Looking back, although the times we went to the farm in the days before Christmas were fun – there was always something to explore out in the barnyard, and trips into town with Grandpa almost always resulted in a treat of some kind – my memory tends to settle on those years when we made the three-hour trek to Lamberton on Christmas Eve itself. Each of the small cities on our route had its holiday decorations up, brightening the way through town, and along the way – in the cities and out on the farms that we saw across the snowy fields – houses, other buildings and trees were strung with brightly colored lights.

As we drove through the gathering dark of the late December afternoon, we listened – as did nearly all Minnesotans, as I’ve mentioned before – to WCCO, the Minneapolis radio station. With our headlights slicing through the dimness ahead, we’d hear the announcer note, on a regular basis, that military radar had once again observed the presence of a high-flying object setting out from the North Pole. By the mid-1960s, my sister and I no longer believed in a flesh and blood Santa Claus, but I think that we both smiled every year when we heard the radio bulletin. It was part of our Christmas Eve.

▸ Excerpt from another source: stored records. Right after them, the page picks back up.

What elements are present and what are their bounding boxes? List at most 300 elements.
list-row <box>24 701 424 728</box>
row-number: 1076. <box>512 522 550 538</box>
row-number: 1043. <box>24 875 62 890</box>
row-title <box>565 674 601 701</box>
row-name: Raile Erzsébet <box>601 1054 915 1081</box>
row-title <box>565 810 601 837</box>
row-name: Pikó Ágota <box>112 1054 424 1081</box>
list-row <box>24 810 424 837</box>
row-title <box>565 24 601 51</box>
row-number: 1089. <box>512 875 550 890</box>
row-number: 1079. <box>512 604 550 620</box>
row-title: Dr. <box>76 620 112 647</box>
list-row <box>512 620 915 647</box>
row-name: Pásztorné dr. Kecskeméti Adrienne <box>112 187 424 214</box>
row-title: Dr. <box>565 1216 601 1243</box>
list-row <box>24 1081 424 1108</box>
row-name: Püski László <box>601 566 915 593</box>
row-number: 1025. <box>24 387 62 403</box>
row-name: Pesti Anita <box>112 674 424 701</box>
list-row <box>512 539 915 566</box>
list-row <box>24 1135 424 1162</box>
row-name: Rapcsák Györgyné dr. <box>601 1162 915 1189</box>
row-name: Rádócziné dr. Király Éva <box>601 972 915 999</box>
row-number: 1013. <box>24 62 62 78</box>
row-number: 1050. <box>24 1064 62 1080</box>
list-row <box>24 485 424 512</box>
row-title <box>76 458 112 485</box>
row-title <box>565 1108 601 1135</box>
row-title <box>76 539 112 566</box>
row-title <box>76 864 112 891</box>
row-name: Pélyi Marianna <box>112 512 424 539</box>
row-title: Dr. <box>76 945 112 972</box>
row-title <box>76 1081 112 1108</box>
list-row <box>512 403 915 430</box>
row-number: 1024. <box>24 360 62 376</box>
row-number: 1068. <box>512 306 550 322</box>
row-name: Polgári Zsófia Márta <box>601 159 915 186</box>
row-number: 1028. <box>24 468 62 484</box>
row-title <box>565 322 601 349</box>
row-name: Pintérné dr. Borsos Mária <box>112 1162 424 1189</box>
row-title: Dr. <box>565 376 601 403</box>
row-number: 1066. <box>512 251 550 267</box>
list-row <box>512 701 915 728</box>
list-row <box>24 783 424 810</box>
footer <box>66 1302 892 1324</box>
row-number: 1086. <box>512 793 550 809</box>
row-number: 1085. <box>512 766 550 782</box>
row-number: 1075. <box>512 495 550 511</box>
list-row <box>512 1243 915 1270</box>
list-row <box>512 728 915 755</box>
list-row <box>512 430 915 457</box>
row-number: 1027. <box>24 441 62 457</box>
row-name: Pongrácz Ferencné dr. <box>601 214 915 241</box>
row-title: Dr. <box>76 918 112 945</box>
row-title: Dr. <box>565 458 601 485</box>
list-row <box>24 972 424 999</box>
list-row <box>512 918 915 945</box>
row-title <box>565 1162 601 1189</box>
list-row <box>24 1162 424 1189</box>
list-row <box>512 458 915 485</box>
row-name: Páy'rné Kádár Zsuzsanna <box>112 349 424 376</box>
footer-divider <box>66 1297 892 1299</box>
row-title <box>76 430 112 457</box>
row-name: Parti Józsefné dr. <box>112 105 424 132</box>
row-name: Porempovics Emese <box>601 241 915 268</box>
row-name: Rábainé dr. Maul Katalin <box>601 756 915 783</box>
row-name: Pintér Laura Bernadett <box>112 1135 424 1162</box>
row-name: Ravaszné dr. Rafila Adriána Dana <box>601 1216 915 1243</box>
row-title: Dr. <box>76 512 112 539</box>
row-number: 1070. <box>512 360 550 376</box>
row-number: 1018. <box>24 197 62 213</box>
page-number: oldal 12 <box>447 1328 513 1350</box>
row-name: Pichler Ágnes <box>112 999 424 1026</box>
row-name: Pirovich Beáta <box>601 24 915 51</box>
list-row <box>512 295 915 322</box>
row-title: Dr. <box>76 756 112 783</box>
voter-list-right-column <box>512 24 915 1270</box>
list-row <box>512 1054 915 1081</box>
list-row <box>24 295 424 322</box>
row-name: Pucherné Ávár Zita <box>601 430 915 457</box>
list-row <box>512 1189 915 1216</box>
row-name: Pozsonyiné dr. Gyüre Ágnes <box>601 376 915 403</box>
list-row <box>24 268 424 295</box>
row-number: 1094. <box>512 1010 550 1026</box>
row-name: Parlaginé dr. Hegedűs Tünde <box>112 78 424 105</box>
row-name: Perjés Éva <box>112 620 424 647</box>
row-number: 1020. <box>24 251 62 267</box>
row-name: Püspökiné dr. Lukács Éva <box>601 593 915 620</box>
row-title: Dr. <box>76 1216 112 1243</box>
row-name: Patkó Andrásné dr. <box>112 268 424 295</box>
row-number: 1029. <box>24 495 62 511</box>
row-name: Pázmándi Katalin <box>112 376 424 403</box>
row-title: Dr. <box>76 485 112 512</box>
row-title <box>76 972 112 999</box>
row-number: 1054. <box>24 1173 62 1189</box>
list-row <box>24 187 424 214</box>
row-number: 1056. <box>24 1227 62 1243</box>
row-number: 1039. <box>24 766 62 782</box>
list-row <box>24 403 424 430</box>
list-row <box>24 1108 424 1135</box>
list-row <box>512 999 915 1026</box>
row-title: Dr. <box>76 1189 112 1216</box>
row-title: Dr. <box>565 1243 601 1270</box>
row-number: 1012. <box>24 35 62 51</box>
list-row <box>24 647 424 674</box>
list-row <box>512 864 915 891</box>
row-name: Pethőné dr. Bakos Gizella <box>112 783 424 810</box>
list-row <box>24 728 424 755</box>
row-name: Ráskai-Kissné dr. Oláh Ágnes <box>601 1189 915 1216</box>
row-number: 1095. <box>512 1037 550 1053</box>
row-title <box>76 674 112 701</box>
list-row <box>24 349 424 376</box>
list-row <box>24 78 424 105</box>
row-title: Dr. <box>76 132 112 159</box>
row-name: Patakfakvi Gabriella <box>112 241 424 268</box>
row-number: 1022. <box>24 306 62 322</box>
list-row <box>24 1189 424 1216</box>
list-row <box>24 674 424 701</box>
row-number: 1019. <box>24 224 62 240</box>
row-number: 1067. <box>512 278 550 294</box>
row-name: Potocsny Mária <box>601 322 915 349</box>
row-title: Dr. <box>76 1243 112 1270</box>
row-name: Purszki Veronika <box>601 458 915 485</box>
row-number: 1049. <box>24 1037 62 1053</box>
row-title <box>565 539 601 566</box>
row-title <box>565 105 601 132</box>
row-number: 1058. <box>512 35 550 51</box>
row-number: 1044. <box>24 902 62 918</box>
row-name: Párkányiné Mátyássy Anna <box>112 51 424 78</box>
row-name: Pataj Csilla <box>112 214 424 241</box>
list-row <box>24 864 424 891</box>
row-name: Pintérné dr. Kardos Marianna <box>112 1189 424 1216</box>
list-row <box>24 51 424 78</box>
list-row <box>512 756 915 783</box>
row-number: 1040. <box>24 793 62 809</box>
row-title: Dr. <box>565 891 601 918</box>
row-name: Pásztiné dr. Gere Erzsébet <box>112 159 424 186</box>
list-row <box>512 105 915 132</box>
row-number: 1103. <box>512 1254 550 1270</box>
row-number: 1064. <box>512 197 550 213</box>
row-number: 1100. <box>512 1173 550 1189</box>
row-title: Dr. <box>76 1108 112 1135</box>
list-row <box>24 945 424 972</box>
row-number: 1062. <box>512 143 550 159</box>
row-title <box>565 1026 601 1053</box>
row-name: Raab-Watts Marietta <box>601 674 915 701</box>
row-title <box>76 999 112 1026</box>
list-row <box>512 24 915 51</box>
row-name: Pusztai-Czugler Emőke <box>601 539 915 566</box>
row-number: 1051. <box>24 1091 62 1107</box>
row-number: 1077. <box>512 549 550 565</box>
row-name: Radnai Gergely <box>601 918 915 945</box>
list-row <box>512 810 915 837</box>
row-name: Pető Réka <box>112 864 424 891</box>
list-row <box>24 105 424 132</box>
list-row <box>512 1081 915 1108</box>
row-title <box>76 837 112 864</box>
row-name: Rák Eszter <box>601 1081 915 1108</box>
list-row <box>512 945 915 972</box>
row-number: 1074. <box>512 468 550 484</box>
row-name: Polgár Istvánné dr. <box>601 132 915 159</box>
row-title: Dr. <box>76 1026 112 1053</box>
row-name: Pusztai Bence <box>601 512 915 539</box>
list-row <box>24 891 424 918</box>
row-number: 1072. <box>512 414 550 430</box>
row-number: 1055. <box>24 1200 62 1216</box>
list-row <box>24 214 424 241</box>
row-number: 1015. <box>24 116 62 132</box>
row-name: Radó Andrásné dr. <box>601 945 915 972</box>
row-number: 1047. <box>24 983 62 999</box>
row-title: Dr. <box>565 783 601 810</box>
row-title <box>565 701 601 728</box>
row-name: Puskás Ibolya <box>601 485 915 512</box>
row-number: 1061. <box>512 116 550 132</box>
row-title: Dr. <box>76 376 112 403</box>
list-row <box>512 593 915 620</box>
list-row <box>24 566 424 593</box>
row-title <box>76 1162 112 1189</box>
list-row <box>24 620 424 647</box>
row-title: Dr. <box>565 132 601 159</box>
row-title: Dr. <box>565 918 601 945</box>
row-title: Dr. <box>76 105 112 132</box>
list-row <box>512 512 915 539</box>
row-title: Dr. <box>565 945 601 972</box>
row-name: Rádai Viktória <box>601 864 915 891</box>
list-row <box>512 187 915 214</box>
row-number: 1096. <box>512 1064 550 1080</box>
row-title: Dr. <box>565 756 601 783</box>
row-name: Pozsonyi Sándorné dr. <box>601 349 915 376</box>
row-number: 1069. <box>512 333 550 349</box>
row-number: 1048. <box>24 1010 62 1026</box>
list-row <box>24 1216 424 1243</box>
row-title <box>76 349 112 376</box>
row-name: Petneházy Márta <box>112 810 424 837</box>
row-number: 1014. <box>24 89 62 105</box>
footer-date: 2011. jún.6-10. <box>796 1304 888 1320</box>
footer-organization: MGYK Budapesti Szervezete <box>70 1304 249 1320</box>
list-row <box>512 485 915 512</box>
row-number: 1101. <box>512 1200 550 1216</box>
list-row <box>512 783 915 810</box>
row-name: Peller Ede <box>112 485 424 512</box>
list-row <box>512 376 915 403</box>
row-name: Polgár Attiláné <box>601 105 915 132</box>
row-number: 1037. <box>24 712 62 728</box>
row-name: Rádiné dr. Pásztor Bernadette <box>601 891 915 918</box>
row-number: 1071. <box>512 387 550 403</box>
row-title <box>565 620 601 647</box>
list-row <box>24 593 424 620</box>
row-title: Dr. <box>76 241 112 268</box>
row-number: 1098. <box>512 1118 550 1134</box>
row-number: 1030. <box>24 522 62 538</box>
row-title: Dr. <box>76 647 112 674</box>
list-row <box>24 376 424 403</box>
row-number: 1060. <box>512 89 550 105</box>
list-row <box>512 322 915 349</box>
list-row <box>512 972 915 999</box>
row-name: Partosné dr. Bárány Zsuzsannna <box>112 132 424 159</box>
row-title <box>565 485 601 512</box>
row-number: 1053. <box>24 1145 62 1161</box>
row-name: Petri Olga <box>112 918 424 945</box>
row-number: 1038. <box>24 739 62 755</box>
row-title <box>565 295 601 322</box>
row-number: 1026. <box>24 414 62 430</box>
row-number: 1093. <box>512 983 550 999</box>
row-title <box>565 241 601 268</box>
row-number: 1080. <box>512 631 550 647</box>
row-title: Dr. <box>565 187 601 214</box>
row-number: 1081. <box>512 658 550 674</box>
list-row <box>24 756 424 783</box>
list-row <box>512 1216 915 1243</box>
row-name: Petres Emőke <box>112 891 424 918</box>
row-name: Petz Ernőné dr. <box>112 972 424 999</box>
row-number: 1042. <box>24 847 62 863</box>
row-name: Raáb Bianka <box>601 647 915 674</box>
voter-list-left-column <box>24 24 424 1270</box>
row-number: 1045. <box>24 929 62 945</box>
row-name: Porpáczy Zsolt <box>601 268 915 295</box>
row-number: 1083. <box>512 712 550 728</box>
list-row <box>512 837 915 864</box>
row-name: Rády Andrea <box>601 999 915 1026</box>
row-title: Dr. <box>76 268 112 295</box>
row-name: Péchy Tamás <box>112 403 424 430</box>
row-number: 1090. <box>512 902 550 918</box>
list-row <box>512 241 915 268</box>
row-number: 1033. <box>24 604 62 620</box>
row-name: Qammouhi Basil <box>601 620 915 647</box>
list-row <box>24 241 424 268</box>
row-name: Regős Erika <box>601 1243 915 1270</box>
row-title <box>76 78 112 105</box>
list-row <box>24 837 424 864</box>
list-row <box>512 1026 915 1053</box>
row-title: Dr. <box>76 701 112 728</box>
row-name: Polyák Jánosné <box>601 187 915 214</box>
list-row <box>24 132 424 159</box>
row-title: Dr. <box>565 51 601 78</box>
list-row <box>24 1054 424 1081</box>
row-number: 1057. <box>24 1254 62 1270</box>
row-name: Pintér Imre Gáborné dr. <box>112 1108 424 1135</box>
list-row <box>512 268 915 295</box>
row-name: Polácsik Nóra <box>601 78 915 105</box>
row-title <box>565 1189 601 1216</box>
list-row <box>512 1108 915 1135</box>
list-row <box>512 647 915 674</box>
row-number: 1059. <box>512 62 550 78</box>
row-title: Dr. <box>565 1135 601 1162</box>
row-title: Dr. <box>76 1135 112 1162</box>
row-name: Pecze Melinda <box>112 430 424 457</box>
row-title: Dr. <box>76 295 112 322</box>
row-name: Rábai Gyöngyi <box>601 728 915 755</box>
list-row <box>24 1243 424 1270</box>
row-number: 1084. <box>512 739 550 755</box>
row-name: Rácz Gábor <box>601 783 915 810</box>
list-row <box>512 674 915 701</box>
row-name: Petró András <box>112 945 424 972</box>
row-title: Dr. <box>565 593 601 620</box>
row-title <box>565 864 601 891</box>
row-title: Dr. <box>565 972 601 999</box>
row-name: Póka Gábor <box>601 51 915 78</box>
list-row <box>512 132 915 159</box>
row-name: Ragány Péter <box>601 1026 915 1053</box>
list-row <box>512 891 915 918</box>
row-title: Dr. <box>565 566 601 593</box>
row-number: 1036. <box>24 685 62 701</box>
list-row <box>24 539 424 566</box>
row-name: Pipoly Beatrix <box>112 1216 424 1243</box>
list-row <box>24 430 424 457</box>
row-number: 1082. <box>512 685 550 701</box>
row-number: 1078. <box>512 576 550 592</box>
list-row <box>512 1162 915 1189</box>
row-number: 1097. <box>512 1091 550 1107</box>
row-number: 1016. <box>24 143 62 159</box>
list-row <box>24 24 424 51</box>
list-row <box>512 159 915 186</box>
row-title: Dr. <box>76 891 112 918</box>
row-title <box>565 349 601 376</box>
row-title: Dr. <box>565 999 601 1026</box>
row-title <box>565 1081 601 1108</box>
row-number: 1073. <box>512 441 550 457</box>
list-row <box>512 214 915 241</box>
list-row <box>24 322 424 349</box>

And so was movement. We drove through the late afternoon, heading toward lutefisk and then a church service, then gifts, and the next day, a large family dinner. Christmas itself meant resting in a familiar place, but Christmas Eve meant moving, whether it was the motion of a fictional Santa Claus from the North Pole or the motion of the mid-1960s auto carrying me and my sister toward our place of Christmas rest.

A Baker’s Dozen of Moving
“Diamond on the Move” by Pete Rugolo from Music From Richard Diamond, 1959

“I’m Gonna Move To The Outskirts Of Town” by Little Milton from We’re Gonna Make It, 1965

“She’s About A Mover” by the Sir Douglas Quintet, Tribe single 8308, 1965

“Move to Japan” by The Band from Jericho, 1993

“I’m Movin’ On” by Elvis Presley from From Elvis in Memphis, 1969

“Train Keep On Movin’” by the 5th Dimension from the Up, Up and Away sessions, 1966 & 1967

“Move ’Em Out” by Delaney & Bonnie & Friends from D & B Together, 1972

“We Shall Not Be Moved” by Mavis Staples from We’ll Never Turn Back, 2007

“She Moves On’ by Paul Simon from The Rhythm of the Saints, 1989

“You Got To Move” by Koerner, Ray & Glover from One Foot in the Groove, 1997

“Moving” by Howlin’ Wolf from The Back Door Wolf, 1973

“Never Make A Move Too Soon” by B.B. King, ABC single 12380, 1978

“Something In The Way She Moves” by Matthews’ Southern Comfort from Second Spring, 1969

A few notes on some of the songs and performers:

“Diamond on the Move” is from an album of music from a late 1950s television show. Richard Diamond, Private Detective was on first CBS and then NBC during the years 1957 to 1960, following a stint on radio from 1949 to 1953. I don’t recall ever seeing the show, but I came across a rip of music from the soundtrack some time ago and thought it was kind of cool.

The Sir Douglas Quintet was the vaguely British-sounding name that producer Huey Meaux gave to Doug Sahm and his band in 1965 in order to compete with the vast number of hits coming into the U.S. from England during what was called the British Invasion. There was nothing of the Mersey River in the work of Texans Sahm and his band; their river was the San Antonio. But the song went to No. 13 and musical polymath Sahm had a long career until his death in 1999.

“We Shall Not Be Moved” comes from one of 2007’s greatest albums, Mavis Staples’ extraordinary tribute to the Civil Rights movement of the 1960s, We’ll Never Turn Back. With help from the original vocalists of the Student Nonviolent Coordinating Committee – called in the 1960s the SNCC Freedom Singers – as well as from South Africa’s Ladysmith Black Mambazo and roots musician extraordinaire Ry Cooder, Staples’ album is both a joy and a moving historical document. “We Shall Not Be Moved” is an adaptation of the old song “I Shall Not Be Moved,” which some sources list as traditional but that other sources credit to the Charley Patton, the Delta bluesman of the 1920s and 1930s. I don’t normally post things recorded so recently, but this is too marvelous to pass by.

The Howling Wolf track comes from The Back Door Wolf, the last album the massive bluesman recorded before his death in 1976.